Hundreds of healthcare workers with Long Covid losing their jobs, union says


Several hundred healthcare workers have lost their jobs because they are suffering from Long Covid and have been on sick leave for two years, the FNV trade union federation said on Friday.

The figures come from a union survey of 518 healthcare workers who have been affected by Long Covid. Particularly at the start of the pandemic, appropriate protective clothing was not available for some workers.

“It’s a kick in the teeth for all the medical professionals who were on the front line, allowing the Netherlands to continue,” said Vice President Kitty Jong.

“Many healthcare workers isolated themselves from friends and family because they didn’t want to be a risk to their patients. In the end, most of them got infected at work. And as a thank you for doing a heroic task, they were fired.

The public health institute RIVM estimates that 238,000 healthcare workers have caught coronavirus and, according to the FNV, most of the Long Covid reports they have received come from people who work in nursing homes or as nurses in residence.

The FNV and the CNV trade union federation have for some time been asking the cabinet to set up a fund for care staff who have suffered financially after developing coronavirus during their work.
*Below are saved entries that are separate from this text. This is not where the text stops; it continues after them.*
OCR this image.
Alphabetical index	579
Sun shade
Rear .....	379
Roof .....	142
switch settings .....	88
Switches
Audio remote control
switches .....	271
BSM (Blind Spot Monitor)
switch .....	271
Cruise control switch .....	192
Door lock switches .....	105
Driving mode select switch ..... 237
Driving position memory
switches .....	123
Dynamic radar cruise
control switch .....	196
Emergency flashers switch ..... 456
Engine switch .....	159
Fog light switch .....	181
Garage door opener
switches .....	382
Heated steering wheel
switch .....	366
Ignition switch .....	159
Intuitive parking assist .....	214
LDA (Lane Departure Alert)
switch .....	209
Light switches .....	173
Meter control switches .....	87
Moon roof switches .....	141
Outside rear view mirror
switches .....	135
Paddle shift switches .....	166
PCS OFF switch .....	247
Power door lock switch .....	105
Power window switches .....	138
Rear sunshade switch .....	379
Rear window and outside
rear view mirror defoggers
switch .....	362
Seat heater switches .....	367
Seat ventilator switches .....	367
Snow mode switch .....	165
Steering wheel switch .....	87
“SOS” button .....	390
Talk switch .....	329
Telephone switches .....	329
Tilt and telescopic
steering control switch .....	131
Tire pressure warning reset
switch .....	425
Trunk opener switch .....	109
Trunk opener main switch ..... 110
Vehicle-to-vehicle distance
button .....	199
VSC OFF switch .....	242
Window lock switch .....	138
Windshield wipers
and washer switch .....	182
Permanent employees receive at least 70% of their salary for two years if they become unable to work due to health problems, although some employers increase this percentage to 100%. After two years, however, they can be made redundant and must then apply for invalidity benefit (WIA).

In some cases, it will be half their original salary, according to the FNV.


The government has set up a special temporary fund to help employers in the health sector retain staff beyond the two-year deadline, but this will not come into effect until June. That, says the FNV, is too late for many.

Moreover, the aid is only for six months.

The FNV wants the government to set up a permanent fund like those used to help people with other work-related disabilities, such as painters and people who have worked with asbestos.